I have often wondered how it is that everyone loves himself more than anyone else, but rates his own judgement of himself below that of others. Anyway, if a god or some wise tutor appeared at his side and told him to entertain no internal thought or intention which he won't immediately broadcast outside, he would not tolerate this regime for a single day. So it is that we have more respect for what our neighbors will think of us than we have of ourselves.

Friday, July 4, 2014

BOOK 12 -3-2


If, as I say, you separate from the directing mind of yours the baggage of passion, time further and past, and make yourself like Empedocles' 'perfect round rejoicing in the solitude it enjoys', and seek only to perfect this life you are living in the present, you will be able at least to live out the time remaining before your death calmly, kindly, and at peace with the god inside you.

Thursday, July 3, 2014

BOOK 12 -3


There are three things in your composition: body, breath, and mind. The first two are yours to the extent that you must take care of them, but only the third is in the full sense your own. So, if you separate from yourself - that is, from your mind - all that others say or do, all that you yourself have said or done, and associate breath bring on you without your choice, all that is whirled round in the external vortex encircling use, so that your power of mind, transcending now all contingent ties, can exist on its own, pure and liberated, doing what is just, willing what happens to it, and saying what is true.

Wednesday, July 2, 2014

BOOK 11 -3


God sees all our directing minds stripped of their material vessels, their husks and their dross. His contact is only between his intelligence and what has flowed from him into these channels of ours. If you train yourself to do the same, you will be rid of what so distracts you. Hardly likely, is it, that one blind to the enveloping flesh will spend his time eying clothes, houses, reputation, or any other such trappings and stage scenery?

Tuesday, July 1, 2014

BOOK 12 -2


If, then when you finally come close to your exit, you have left all else behind and value only your directing mind and the divinity within you, if your fear is not that you will cease to live, but that you never started a life in accordance with nature, then you will be a man worthy of the universe that gave you birth. You will no longer be a stranger in your own country, no longer meet the day's events as if bemused by the unexpected, no longer hang on this or that.

Monday, June 30, 2014

BOOK 12 -1


All that you pray to reach at some point in the circuit of your life can be yours now if you are generous to yourself.
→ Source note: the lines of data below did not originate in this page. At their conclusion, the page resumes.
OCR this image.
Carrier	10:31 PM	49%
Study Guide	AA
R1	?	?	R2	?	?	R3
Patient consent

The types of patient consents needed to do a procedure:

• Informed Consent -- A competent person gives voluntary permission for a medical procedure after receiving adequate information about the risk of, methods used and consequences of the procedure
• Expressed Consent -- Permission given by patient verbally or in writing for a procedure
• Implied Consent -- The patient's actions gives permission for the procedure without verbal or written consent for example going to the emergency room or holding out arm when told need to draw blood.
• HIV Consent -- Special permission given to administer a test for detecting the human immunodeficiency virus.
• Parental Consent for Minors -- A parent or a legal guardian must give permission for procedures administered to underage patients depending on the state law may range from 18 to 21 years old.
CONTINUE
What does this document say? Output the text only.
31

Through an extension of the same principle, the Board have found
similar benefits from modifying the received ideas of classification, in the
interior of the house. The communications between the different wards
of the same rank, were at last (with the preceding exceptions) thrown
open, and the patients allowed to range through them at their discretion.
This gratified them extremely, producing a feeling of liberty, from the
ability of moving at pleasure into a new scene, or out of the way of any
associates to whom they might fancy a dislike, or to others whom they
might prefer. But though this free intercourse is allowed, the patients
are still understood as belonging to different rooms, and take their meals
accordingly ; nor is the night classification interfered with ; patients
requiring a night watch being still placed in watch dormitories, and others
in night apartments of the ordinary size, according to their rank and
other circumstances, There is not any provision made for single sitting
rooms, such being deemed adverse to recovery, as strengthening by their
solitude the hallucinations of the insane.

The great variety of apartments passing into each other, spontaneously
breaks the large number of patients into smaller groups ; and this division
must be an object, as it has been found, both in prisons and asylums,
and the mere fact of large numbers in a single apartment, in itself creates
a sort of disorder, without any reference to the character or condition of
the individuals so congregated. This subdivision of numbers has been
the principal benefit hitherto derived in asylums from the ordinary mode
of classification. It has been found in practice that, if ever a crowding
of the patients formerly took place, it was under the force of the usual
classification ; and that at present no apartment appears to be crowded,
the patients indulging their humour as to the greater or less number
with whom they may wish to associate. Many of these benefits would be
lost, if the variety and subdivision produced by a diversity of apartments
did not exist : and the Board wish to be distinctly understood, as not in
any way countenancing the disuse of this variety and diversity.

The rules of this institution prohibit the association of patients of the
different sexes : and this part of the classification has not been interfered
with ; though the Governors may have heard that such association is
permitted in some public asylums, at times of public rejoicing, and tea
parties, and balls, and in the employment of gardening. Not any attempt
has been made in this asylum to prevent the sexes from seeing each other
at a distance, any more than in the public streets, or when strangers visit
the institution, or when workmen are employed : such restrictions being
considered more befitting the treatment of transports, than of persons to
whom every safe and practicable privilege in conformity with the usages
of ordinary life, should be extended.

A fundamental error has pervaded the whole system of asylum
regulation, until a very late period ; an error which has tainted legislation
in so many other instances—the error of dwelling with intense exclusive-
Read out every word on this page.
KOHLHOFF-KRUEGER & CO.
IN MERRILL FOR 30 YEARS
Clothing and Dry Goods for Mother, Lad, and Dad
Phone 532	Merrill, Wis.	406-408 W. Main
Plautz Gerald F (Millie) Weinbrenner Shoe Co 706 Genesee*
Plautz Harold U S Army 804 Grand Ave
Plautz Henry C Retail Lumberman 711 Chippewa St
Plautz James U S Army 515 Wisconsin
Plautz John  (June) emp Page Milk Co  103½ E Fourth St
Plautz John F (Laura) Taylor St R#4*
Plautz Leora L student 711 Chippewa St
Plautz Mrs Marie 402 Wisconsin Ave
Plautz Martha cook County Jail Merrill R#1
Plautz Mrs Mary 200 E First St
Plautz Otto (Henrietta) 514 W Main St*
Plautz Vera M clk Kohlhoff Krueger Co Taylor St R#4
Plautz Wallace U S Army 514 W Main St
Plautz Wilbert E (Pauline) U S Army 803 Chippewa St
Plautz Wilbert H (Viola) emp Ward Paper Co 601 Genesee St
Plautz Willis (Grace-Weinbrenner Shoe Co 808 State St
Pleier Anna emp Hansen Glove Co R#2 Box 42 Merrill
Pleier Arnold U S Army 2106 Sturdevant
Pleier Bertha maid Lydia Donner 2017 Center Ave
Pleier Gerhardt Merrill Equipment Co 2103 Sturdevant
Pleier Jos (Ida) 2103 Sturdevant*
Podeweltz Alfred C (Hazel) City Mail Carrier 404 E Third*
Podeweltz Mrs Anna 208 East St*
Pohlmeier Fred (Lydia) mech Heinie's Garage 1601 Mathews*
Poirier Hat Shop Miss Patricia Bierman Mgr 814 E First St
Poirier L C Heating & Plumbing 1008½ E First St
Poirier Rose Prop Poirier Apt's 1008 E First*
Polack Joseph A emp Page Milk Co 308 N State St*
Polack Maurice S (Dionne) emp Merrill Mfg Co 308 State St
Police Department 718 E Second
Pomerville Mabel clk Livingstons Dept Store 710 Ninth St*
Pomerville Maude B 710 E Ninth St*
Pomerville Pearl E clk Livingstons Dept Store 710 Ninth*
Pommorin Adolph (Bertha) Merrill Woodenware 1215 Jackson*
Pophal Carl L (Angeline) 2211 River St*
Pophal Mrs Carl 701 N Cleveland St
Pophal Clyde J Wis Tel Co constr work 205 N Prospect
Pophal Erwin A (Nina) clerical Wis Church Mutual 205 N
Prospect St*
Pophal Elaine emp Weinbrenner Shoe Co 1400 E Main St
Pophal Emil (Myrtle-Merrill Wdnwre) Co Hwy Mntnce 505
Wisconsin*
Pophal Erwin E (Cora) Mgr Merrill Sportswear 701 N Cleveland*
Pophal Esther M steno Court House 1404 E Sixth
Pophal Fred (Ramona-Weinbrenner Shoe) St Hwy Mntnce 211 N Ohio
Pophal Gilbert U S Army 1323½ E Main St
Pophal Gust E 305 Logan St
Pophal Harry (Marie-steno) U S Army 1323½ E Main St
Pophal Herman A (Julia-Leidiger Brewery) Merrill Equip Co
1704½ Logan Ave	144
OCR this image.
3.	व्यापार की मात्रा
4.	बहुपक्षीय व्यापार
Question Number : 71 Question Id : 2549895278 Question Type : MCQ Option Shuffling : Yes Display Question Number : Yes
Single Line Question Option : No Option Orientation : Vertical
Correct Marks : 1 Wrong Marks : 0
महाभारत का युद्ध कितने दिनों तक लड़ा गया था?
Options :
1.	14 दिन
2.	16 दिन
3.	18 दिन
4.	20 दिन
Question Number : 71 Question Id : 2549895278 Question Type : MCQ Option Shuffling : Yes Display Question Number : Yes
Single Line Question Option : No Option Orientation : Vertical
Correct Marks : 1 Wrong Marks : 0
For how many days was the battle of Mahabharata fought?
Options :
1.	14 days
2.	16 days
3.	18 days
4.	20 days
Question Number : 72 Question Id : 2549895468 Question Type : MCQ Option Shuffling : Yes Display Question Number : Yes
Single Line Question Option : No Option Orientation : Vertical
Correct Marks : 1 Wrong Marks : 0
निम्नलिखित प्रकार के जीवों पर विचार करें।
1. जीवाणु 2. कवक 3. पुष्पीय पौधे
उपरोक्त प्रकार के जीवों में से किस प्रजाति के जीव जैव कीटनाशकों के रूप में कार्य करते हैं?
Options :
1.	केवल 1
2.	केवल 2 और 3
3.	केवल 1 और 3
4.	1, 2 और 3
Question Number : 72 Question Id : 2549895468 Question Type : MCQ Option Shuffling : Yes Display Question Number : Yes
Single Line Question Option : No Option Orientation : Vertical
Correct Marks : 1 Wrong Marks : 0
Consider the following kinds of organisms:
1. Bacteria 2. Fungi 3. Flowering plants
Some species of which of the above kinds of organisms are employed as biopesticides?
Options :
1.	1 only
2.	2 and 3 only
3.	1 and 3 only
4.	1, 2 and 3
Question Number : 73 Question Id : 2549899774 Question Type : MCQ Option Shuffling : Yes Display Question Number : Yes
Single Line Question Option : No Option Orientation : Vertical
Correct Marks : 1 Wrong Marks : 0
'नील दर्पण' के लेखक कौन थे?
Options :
That is, if you leave all the past behind, entrust the future to Providence, and direct the present solely to reverence and justice. To reverence, so that you come to love your given lot: it was Nature that brought it to you and you to it. To justice, so that you are open and direct in word and action, speaking the truth, observing law and proposition in all you do. You should let nothing stand in your way; not the inequity of others, not what anyone else thinks or says, still less any sensation of this poor flesh tag has accreted round you: the afflicted part must see to its own concern.

Sunday, June 29, 2014

BOOK 11 -39


Socrates used to question thus. 'What do you want to have? The souls of rational or irrational beings?' 'What sort of rational beings?
The pure or the lower?'
'The pure.' 
'Why then don't you aim for that?'
'Because we have to.'
'Why then your fighting and disagreements?'

Saturday, June 28, 2014

BOOK 11 -38


Again, 'So this is not a contest for a trivial prize: at issue is madness or sanity.'

Friday, June 27, 2014

BOOK 11 -37


Another saying of his. 'We must discover an art of assess, and in the whole field of our impulses take care to ensure that each impulse is conditional, has a social purpose, and is proportionate to the value of his goal. We must keep absolutely clear of personal motivation, and at the same time show no disinclination to anything outside immediate control.

Wednesday, June 25, 2014

BOOK 11 -36


'No thief can steal your will' - so Epicetus

Tuesday, June 24, 2014

BOOK 11 -35


Grapes, unripened, raisined: all changes, not into non-existence, but into not yet existence.